Satu persatu imanku lari dengan malu, diam-diam tanpa kesadaranku. Seperti hilang ingatan, tapi aku menyadari kenangan. Seperti kehilangan nyawa, tapi aku masih menikmati sakitnya dunia. Tuhan azab apa lagi yang Kau sampaikan? Tentang kerinduan-Mu yang tak kunjung layu. Masih mekar seperti indahnya bunga mawar. Masih selalu ingin tumbuh, seperti tubuhku di usia dua puluh, setahun yang lalu.

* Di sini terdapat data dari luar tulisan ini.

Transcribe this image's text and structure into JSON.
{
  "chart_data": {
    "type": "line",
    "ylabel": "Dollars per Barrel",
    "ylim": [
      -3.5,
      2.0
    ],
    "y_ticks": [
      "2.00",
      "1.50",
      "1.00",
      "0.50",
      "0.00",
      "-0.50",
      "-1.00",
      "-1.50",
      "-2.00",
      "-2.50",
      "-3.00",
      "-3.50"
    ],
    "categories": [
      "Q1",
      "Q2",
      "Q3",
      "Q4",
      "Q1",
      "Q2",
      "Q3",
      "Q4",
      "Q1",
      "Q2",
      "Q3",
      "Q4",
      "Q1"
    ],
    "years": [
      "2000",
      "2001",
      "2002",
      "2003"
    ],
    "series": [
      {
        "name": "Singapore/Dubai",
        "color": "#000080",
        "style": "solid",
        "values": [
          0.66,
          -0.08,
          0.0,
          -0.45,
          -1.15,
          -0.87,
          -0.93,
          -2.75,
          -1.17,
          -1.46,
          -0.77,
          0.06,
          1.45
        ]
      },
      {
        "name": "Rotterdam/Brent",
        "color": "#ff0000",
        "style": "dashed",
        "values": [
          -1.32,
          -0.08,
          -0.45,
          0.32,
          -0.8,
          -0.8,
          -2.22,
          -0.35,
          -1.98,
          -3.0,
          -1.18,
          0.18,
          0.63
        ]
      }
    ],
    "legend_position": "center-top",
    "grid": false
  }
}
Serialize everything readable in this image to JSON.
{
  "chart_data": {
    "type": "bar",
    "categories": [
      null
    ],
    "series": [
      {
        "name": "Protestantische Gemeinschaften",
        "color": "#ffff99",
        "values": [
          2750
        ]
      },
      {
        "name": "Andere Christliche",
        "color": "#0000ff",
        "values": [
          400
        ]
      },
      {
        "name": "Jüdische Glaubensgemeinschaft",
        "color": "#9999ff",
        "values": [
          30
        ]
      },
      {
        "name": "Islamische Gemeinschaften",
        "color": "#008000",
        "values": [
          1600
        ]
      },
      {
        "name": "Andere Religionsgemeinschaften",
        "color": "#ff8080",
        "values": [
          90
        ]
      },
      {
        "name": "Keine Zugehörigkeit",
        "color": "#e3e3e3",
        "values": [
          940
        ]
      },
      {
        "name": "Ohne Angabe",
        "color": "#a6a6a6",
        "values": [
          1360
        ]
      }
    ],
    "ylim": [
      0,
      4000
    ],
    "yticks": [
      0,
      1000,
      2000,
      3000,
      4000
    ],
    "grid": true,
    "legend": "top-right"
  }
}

Sungguh aku rindu! rindu yang rasanya hampir sama seperti jelu. Berkali-kali inginku sampaikan pada adzan yang berkumandang. Bahwa, aku ingin pulang. Rasanya sudah lelah berkhianat pada setiap amanah. Rasanya sudah tak ingin berjalan, bila setiap injakan adalah pengkhianatan. Rasanya ingin marah, saat kulupa bahwa aku adalah perempuan amanah ayah.
Tuhan tak pernah meninggalkan, ayah tak pernah marah, ibu tak pernah jelu, dan sahabat tak pernah berkhianat.